Le Maire gab sich überzeugt, dass die Justiz die Sicht der Regierung teilt. "So mächtig sie auch sind", meinte er, müssten Google und Apple die französischen Unternehmen doch fair behandeln. Die Bußen, so schätzt der Minister, dürften in die Millionen gehen.

Keine Reaktion von den Konzernen

Google und Apple reagierten vorerst nicht auf den Vorstoß, der zuerst von politischer Bedeutung zu sein scheint. Er erfolgt kurz nach der Ankündigung von US-Präsident Donald Trump, Stahl- und Aluminiumimporte mit 25 beziehungsweise zehn Prozent Abgaben zu belegen. Le Maires Initiative ist allerdings höchstens eine indirekte Antwort auf die handelspolitischen Spannungen zwischen den USA und der EU. In erster Linie will die französische Regierung den Druck auf die "Gafa" (Google, Apple, Facebook, Amazon, Microsoft) erhöhen. Le Maire wandte sich ausdrücklich gegen die Steueroptimierung dieser Internetgiganten. Sie gehe nicht in die Millionen, sondern in die Milliarden, hatte er schon im Februar in einem STANDARD-Interview erklärt.

Lösung bis Ende 2018 erwartet

Am Mittwoch machte Le Maire klar, dass er eine Lösung dieser Steuerfrage "bis Ende 2018" erwarte, um sie auf EU-Ebene Anfang 2019 in Kraft setzen zu können. Die EU-Kommission prüft derzeit, wie sie den Digitalfirmen einen Steuersatz auferlegen kann, der ihrem tatsächlichen Geschäftsvolumen entspricht.
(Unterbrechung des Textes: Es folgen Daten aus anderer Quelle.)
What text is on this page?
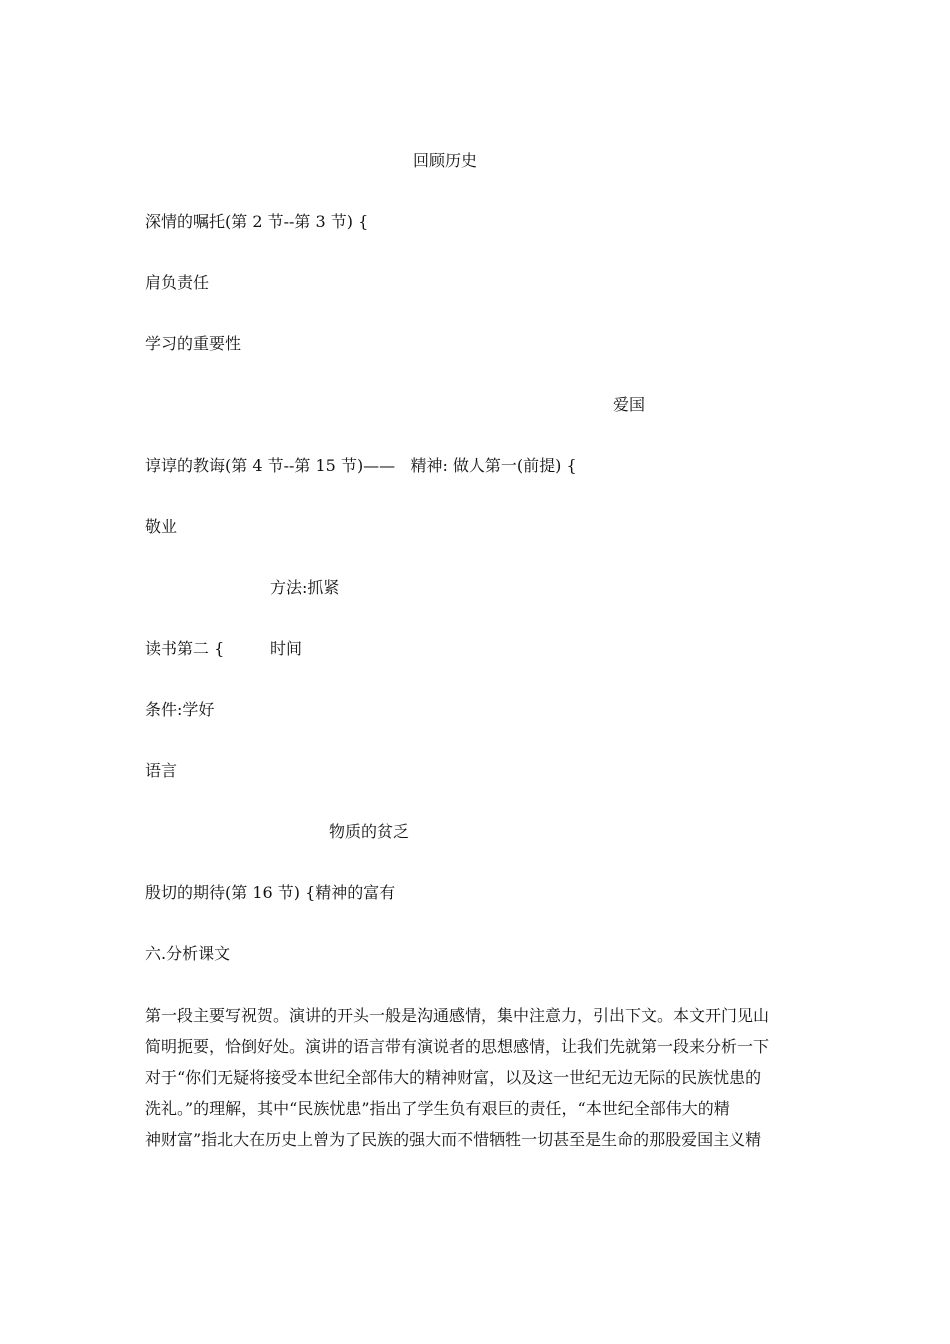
回顾历史
深情的嘱托(第 2 节--第 3 节) {
肩负责任
学习的重要性
爱国
谆谆的教诲(第 4 节--第 15 节)——   精神: 做人第一(前提) {
敬业
方法:抓紧
读书第二 {	时间
条件:学好
语言
物质的贫乏
殷切的期待(第 16 节) {精神的富有
六.分析课文
第一段主要写祝贺。演讲的开头一般是沟通感情，集中注意力，引出下文。本文开门见山
简明扼要，恰倒好处。演讲的语言带有演说者的思想感情，让我们先就第一段来分析一下
对于“你们无疑将接受本世纪全部伟大的精神财富，以及这一世纪无边无际的民族忧患的
洗礼。”的理解，其中“民族忧患”指出了学生负有艰巨的责任，“本世纪全部伟大的精
神财富”指北大在历史上曾为了民族的强大而不惜牺牲一切甚至是生命的那股爱国主义精
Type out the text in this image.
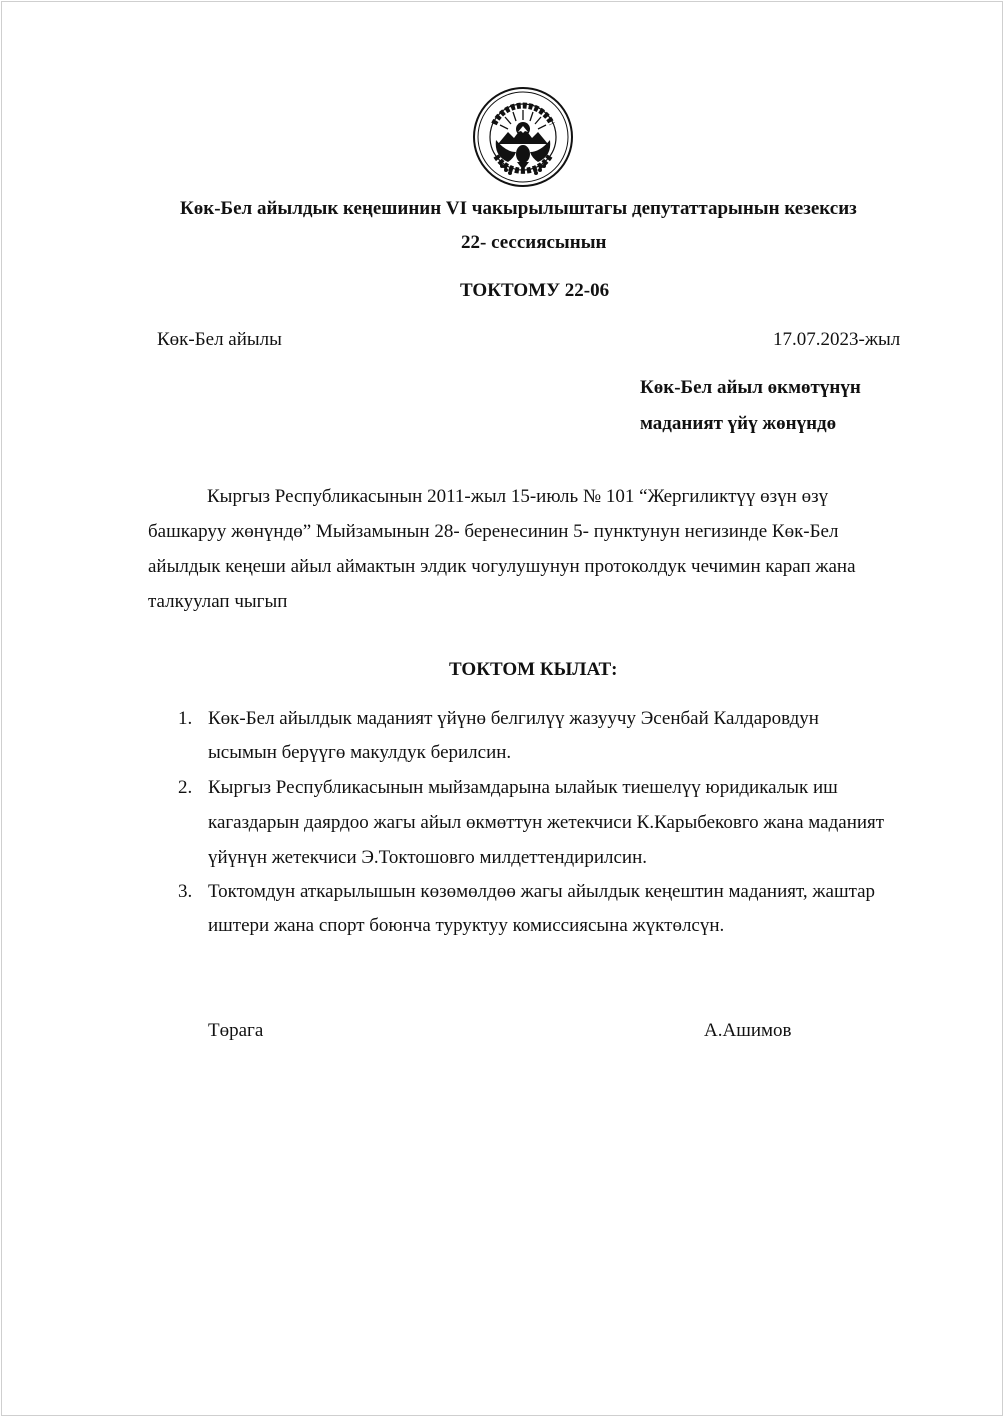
Көк-Бел айылдык кеңешинин VI чакырылыштагы депутаттарынын кезексиз

22- сессиясынын

ТОКТОМУ 22-06

Көк-Бел айылы	17.07.2023-жыл

Көк-Бел айыл өкмөтүнүн

маданият үйү жөнүндө

Кыргыз Республикасынын 2011-жыл 15-июль № 101 “Жергиликтүү өзүн өзү

башкаруу жөнүндө” Мыйзамынын 28- беренесинин 5- пунктунун негизинде Көк-Бел

айылдык кеңеши айыл аймактын элдик чогулушунун протоколдук чечимин карап жана

талкуулап чыгып

ТОКТОМ КЫЛАТ:

1. Көк-Бел айылдык маданият үйүнө белгилүү жазуучу Эсенбай Калдаровдун

ысымын берүүгө макулдук берилсин.

2. Кыргыз Республикасынын мыйзамдарына ылайык тиешелүү юридикалык иш

кагаздарын даярдоо жагы айыл өкмөттун жетекчиси К.Карыбековго жана маданият

үйүнүн жетекчиси Э.Токтошовго милдеттендирилсин.

3. Токтомдун аткарылышын көзөмөлдөө жагы айылдык кеңештин маданият, жаштар

иштери жана спорт боюнча туруктуу комиссиясына жүктөлсүн.

Төрага	А.Ашимов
Frankreich wünscht die Besteuerung nach dem gesamten Umsatz; Brüssel will aber offenbar eher das – niedrigere – Werbeeinkommen als Kriterium heranziehen. Le Maire hat deshalb die Wirtschaftsorganisation OECD aufgefordert, objektive Kriterien festzulegen. Wichtige EU-Länder wie Großbritannien lehnen das französische Vorgehen jedoch ab.
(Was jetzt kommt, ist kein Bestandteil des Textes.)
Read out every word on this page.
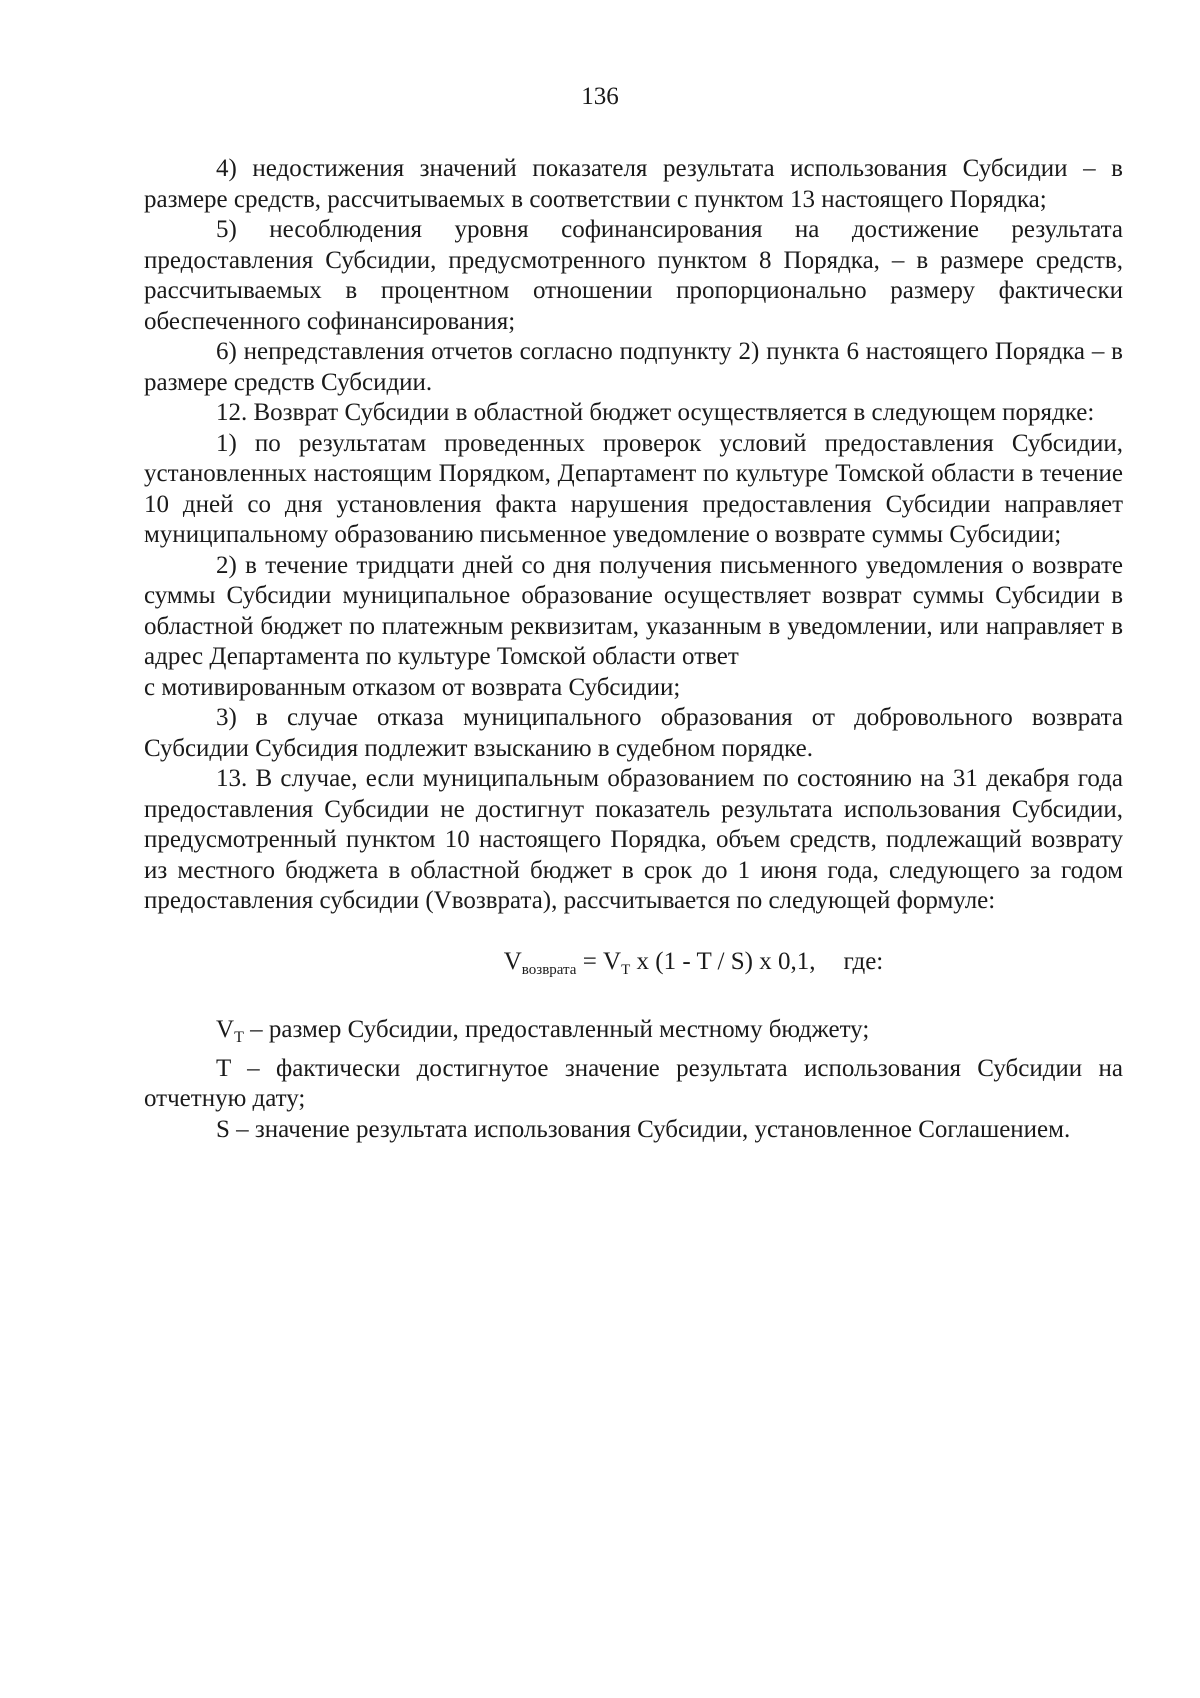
136

4) недостижения значений показателя результата использования Субсидии – в размере средств, рассчитываемых в соответствии с пунктом 13 настоящего Порядка;

5) несоблюдения уровня софинансирования на достижение результата предоставления Субсидии, предусмотренного пунктом 8 Порядка, – в размере средств, рассчитываемых в процентном отношении пропорционально размеру фактически обеспеченного софинансирования;

6) непредставления отчетов согласно подпункту 2) пункта 6 настоящего Порядка – в размере средств Субсидии.

12. Возврат Субсидии в областной бюджет осуществляется в следующем порядке:

1) по результатам проведенных проверок условий предоставления Субсидии, установленных настоящим Порядком, Департамент по культуре Томской области в течение 10 дней со дня установления факта нарушения предоставления Субсидии направляет муниципальному образованию письменное уведомление о возврате суммы Субсидии;

2) в течение тридцати дней со дня получения письменного уведомления о возврате суммы Субсидии муниципальное образование осуществляет возврат суммы Субсидии в областной бюджет по платежным реквизитам, указанным в уведомлении, или направляет в адрес Департамента по культуре Томской области ответ

с мотивированным отказом от возврата Субсидии;

3) в случае отказа муниципального образования от добровольного возврата Субсидии Субсидия подлежит взысканию в судебном порядке.

13. В случае, если муниципальным образованием по состоянию на 31 декабря года предоставления Субсидии не достигнут показатель результата использования Субсидии, предусмотренный пунктом 10 настоящего Порядка, объем средств, подлежащий возврату из местного бюджета в областной бюджет в срок до 1 июня года, следующего за годом предоставления субсидии (Vвозврата), рассчитывается по следующей формуле:

$V_{возврата} = V_T$ x (1 - T / S) x 0,1, где:

$V_T$ – размер Субсидии, предоставленный местному бюджету;

T – фактически достигнутое значение результата использования Субсидии на отчетную дату;

S – значение результата использования Субсидии, установленное Соглашением.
Le Maire hat deshalb durchblicken lassen, dass Frankreich notfalls auch im Alleingang gegen die Steueroptimierung globaler Internetkonzerne vorgehen werde. Das würde zwar dem europäischen Credo von Präsident Emmanuel Macron widersprechen; zudem unternimmt Paris derzeit große Anstrengungen, mit liberaleren Maßnahmen Firmen der Londoner City an die Seine zu locken. Trotzdem ist die französische Regierung gewillt, im Alleingang gegen die US-Riesen vorzugehen.

Youtube-Steuer

Dafür erhält sie breite öffentliche Unterstützung, was zeigt, wie groß in Frankreich der Unmut über die Gafa-Steuertricks ist. Ende 2017 hat Frankreich bereits eine "Youtube-Steuer" eingeführt, um Gewinne aus digitalen Videoinhalten mit zwei Prozent zu besteuern, also ähnlich wie früher DVDs und Kassetten. Digitalanbieter wie Netflix zahlen in Frankreich ebenfalls eine in ihren Abopreis integrierte Steuer von zwei Prozent des Umsatzes. (Stefan Brändle aus Paris, 14.3.2018)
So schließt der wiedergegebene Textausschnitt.